Is land a good investment? As many of us frequently hear from our older relatives in regard to land “they ain’t making no more.” With the population of Texas at an estimated 27 million (2015) and projected to grow to over 40 million by 2050 (Texas Demographic Center, population projections scenario data tool), the demand for land has got to go up. Many of our new residents are moving into Houston, Dallas, San Antonio or Austin. As they get settled, they start to look around and realize Texas is a big place of open spaces. Many of these new residents start to look for a piece of the state they can call their own. Also, much of our population is reaching retirement age, when people start to dream about a more relaxed pace of life. Rural areas, especially those with ready access to quality health care, are clearly benefitting from this trend.
I always advise my clients, when looking to buy a piece of land, plan your exit strategy. If you have to sell this land in 2 years, or 5 years or 10 years, how will you do it? Will there be a market for it? What can you do to the land to improve its market value?
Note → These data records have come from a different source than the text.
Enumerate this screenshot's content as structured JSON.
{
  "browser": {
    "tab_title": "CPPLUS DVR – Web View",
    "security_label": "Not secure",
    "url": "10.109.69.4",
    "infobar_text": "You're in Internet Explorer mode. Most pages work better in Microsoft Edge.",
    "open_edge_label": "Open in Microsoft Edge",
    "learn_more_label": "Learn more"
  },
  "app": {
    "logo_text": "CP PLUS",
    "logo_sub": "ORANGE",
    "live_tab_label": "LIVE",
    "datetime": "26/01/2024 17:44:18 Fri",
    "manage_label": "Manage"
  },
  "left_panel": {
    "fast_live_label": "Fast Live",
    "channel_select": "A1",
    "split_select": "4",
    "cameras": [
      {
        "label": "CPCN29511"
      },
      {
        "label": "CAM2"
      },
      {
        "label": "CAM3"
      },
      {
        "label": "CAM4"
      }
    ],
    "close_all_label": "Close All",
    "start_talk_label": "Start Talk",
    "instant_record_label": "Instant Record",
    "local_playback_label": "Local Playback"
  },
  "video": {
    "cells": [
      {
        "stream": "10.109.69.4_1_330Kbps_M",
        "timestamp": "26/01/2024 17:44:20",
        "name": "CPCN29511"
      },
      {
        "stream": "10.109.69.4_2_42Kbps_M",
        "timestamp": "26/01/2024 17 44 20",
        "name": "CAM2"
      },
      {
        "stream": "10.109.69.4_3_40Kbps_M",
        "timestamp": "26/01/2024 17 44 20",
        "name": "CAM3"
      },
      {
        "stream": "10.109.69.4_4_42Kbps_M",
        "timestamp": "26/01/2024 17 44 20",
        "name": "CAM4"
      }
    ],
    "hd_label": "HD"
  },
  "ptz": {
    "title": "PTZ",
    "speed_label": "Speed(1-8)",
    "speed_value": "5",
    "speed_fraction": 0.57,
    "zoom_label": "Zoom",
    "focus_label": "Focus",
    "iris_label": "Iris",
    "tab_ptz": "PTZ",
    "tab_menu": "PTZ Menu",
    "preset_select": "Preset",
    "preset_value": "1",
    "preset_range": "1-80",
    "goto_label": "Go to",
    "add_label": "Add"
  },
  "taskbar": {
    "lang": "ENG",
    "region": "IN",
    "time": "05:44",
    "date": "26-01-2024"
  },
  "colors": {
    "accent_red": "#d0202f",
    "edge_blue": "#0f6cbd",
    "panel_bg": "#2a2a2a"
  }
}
Some things to look for are road frontage, utilities (or ability to bring in utilities), surface water, and animal habitat. If you plan to finance your purchase, be aware, most lenders will require a 20% down payment to buy land. Interest rates vary from lender to lender, but are often a couple points higher than those you will see advertised for home loans. Go talk to a couple of lenders before you start looking at land so you know what you can expect. Next, make a list of your “must haves.” Some buyers must have a pond or lake; others must have electricity. The more “must haves” you list, the more per acre you should be prepared to pay. Finally, how far are you willing to travel? The best deals in land are often in the hardest places to drive to (think Newton and Sabine Counties in East Texas).
Land as an investment has a good track record of solid, steady returns. According to the Rural Land Price Data on the Real Estate Center at Texas A&M University’s web site, the average annual real growth in land prices over the period of 1996 to 2015 in East Texas is 4%. Compared to other investments, 4% annual return can look pretty low. So unless you can afford to buy large tracts of land as a portion of a larger portfolio, the return on your investment should not be the primary reason to buy land. However, you can’t ride a 4-wheeler around your stock portfolio. You can’t shoot a 10-point buck with your bonds investment. Your hedge fund won’t give you the satisfaction of connecting yourself and your family to the outdoors. An investment in land is measured by something more valuable than money in your pocket. Instead the return is time spent with family and friends, enjoying mother nature and her bounty together, or sometimes just sitting naked on your porch drinking coffee.